Sumie Sakai has been so good for so long and has such a humble demeanor that it’s been easy to take her for granted. After what Sakai accomplished at Supercard of Honor on April 7, however, no one will be taking the 21-year veteran for granted any longer.
Sakai made history before nearly 6,000 fans at UNO Lakefront Arena in New Orleans by becoming the first Women of Honor Champion. And she did so in spectacular fashion, defeating former WWE star Tenille Dashwood in the WOH Title Tournament semifinals before scoring a three count over heavily favored Kelly Klein, who had not been pinned or forced to submit since making her WOH debut in October 2015, in the final.
Before the tournament began, much of the focus was on Klein, Dashwood, Deonna Purrazzo and competitors from Japanese women’s wrestling promotion Stardom. Despite her tenure and accomplishments, Sakai was not included in the discussion when it came to tournament favorites. That’s what made the sentimental favorite’s triumph that much sweeter.
After Sakai beat Dashwood, Klein -- who had scored an impressive victory over Stardom star Mayu Iwatani in the first semifinal match -- was brought out to the ring to shake hands with Sakai and pose for a customary photo. In a classless move, Klein shook Sakai’s hand but then delivered a stiff forearm to the face.

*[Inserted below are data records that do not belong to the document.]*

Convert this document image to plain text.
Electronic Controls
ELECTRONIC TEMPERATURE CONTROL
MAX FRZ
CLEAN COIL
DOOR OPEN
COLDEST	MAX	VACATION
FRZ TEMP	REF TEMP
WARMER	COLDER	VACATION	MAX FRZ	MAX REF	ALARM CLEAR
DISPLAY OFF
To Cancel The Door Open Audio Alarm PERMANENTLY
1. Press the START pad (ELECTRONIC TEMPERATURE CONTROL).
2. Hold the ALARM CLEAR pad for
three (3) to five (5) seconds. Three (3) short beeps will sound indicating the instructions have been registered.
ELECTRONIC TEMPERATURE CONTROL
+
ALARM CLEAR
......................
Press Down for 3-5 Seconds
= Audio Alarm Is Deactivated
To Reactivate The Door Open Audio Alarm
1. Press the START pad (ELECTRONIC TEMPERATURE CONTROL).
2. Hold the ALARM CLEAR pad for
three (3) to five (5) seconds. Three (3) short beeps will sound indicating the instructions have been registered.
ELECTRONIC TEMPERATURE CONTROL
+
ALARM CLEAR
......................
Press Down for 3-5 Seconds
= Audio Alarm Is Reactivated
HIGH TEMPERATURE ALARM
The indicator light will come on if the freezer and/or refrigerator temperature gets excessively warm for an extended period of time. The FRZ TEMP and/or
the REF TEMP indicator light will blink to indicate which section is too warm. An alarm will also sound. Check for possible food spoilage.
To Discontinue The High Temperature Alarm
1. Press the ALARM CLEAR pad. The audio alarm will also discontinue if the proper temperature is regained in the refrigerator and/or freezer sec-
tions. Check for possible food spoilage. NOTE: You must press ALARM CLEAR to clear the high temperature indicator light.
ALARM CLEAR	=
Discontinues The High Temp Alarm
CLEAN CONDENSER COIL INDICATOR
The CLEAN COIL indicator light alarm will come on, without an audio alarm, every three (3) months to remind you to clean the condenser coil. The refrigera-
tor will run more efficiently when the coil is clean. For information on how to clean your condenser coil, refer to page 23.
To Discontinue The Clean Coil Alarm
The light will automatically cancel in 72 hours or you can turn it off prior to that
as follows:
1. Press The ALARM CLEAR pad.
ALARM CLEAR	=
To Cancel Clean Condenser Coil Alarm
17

All Klein really did was fire up Sakai, who attacked her foe before the opening bell in the championship match. Klein quickly gathered herself, however, and took control of the match. “The Gatekeeper” dished out her hard-hitting offense and appeared on her way to victory, but Sakai survived the onslaught.
As Sakai continued to battle, several members of the WOH roster came out and surrounded the ring to cheer her on. Perhaps sparked by the support of her peers as well as the fans, Sakai rallied and went on to drop Klein on her head with a wicked DDT. Sakai made the cover, and when the referee slapped the mat a third time, Klein’s undefeated streak was over and Sakai was the first WOH Champion.
The crowd seemed to be stunned that Klein had actually been beaten, but then it showered Sakai with cheers once the reality of the situation set in. A journey that began back in June 2002, when Sakai defeated Simply Luscious in the first women’s match ever to take place on a Ring of Honor show, had finally reached its destination.
In an interview with Sakai prior to her semifinal match, it was obvious how much winning the championship would mean to her.
“I always loved wrestling in Japan,” said an emotional Sakai, who started her career in Japan in 1997, “but when I came to Ring of Honor, my life changed.”
The woman nicknamed “Women of Honor’s Ray of Sunshine” now has the spotlight on her -- and also a target. The competition in WOH is fierce, and top stars from around the globe want a shot at the gold belt Sakai proudly wears around her waist.
However, as Sakai proved in the tournament, defeating her will be a tall task regardless of how tough or heralded her challengers may be.